Within anthropology, the subject of consumption has been an important focus for understanding modern society, and has also been used more recently in more ancient examples as well. In this presentation I suggest that an approach focusing on the consumption of the material world can offer invaluable insights into the processes of Roman colonialism. Specifically, by focusing on the selective incorporation of certain objects into the daily routines and practices of people living in the region of southern Gaul that became Gallia Narbonensis, we can better understand and appreciate the effects of colonialism upon the daily lives of ordinary people and their reactions to living under a regime that was radically different from that of their ancestors. In this case, “consumption” does not refer simply to the end result of production and distribution, but rather an agentive social process through which cultural and social identities are created and reshaped through the selective appropriation and use of material objects. By looking at how objects were incorporated into the daily lives of people living at the site of ancient Lattara in southern France, I argue that the ceramic evidence indicates a limited interest Roman culture and practices at the basic level of cooking and food preparation in the different households of the site. Instead, individuals at Lattara appear to have continued to select traditional vessels for cooking, despite important changes in the actual production of ceramic wares in Gallia Narbonensis.

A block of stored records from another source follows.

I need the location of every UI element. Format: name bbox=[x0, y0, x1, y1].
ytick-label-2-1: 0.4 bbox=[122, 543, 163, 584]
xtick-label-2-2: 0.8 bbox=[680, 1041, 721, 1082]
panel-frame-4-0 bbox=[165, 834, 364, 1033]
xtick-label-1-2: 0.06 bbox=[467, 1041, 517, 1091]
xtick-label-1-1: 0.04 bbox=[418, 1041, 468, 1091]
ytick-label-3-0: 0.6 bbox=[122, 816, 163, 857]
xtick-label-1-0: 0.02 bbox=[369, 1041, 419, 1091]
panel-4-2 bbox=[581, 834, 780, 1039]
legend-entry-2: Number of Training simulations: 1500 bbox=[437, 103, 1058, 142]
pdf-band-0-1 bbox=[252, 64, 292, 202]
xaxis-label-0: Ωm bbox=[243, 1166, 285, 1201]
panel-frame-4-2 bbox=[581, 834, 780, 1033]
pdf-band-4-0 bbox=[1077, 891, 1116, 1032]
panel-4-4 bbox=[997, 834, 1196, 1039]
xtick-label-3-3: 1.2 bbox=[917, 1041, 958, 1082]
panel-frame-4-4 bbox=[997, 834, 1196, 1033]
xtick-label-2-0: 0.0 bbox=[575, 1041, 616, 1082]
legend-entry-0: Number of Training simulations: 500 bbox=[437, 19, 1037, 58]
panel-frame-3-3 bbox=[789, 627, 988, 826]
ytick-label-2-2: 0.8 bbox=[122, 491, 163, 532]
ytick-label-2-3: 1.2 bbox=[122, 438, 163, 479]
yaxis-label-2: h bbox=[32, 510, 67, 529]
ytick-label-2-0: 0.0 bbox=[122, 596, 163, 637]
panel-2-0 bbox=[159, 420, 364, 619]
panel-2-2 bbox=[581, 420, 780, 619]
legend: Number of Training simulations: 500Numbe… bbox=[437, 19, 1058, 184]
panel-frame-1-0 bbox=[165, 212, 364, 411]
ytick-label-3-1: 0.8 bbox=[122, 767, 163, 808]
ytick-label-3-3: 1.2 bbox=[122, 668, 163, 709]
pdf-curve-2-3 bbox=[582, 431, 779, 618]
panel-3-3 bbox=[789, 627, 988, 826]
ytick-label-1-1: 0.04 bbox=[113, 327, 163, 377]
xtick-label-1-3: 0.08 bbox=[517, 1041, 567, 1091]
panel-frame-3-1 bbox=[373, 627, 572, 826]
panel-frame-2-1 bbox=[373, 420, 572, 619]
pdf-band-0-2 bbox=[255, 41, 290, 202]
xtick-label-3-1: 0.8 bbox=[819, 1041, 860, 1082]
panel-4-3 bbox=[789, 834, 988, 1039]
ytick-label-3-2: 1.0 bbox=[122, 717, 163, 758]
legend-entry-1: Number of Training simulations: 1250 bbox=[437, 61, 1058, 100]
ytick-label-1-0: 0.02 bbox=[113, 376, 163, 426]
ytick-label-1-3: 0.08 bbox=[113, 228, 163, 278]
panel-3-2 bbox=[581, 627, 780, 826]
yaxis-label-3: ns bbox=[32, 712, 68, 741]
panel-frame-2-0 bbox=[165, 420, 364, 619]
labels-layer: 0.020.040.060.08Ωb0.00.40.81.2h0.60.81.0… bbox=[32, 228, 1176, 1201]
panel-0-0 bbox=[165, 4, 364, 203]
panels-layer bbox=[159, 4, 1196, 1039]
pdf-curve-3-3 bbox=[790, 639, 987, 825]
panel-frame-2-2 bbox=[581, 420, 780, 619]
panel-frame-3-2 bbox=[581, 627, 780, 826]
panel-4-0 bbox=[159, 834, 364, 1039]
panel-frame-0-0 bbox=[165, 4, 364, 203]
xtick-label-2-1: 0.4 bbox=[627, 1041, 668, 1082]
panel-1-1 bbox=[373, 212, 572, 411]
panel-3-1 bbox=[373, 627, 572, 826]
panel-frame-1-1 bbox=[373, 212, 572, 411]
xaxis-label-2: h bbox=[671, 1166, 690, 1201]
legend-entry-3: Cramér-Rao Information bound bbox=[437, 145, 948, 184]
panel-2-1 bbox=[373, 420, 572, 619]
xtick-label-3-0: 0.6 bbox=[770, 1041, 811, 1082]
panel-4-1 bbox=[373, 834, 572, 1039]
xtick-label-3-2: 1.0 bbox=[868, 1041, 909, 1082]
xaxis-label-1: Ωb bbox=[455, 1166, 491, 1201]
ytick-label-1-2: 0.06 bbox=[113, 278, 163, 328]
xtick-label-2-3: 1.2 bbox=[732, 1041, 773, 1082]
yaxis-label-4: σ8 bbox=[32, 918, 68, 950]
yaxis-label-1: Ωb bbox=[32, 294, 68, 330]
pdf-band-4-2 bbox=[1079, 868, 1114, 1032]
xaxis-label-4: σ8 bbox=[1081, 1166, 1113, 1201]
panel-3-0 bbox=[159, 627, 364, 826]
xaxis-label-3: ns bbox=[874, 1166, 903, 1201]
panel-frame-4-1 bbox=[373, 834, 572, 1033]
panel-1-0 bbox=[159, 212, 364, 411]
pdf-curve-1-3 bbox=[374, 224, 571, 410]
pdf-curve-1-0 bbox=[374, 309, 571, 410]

Archaeological efforts to recreate local perspectives of colonized peoples can and should focus – like many anthropological works of living populations – on how religious practices are used in the construction of local identity. Religious practices are entirely entangled in colonial projects of the past and the present. To explore colonial processes, the making of colonial citizens and the various forms of cooperation, ambivalence and resistance of local groups to colonial projects, Roman Dura Europos (sacked in 256/7 CE), with its ethnically and religiously diverse population and numerous historical links to various regional imperial projects (Greece, Rome, Persia) offers an appropriate site for investigating concepts such as acculturation, hybridization, internal competition and various forms of navigating relationships with an imperial center while simultaneously expressing and recreating regional and local traditional lifestyles. This presentation will examine some of the differences and similarities of religious practice at Europos along with a brief inquiry into the possible role and significance of openly practicing Christian and Jewish populations at a time and place where traditional narratives suggest such communities were not prospering or openly practicing. I will argue that an engagement with artifacts and architecture related to ritual practice can reveal to what degree indigenous Syrians and conquered Greek and Persian populations preserved their traditional practices, adapted Roman ones and tolerated or encouraged new ones giving voice to minority groups such as local Syrians and Christian and Jewish communities, actors oft ignored or elided in traditional narratives of Rome.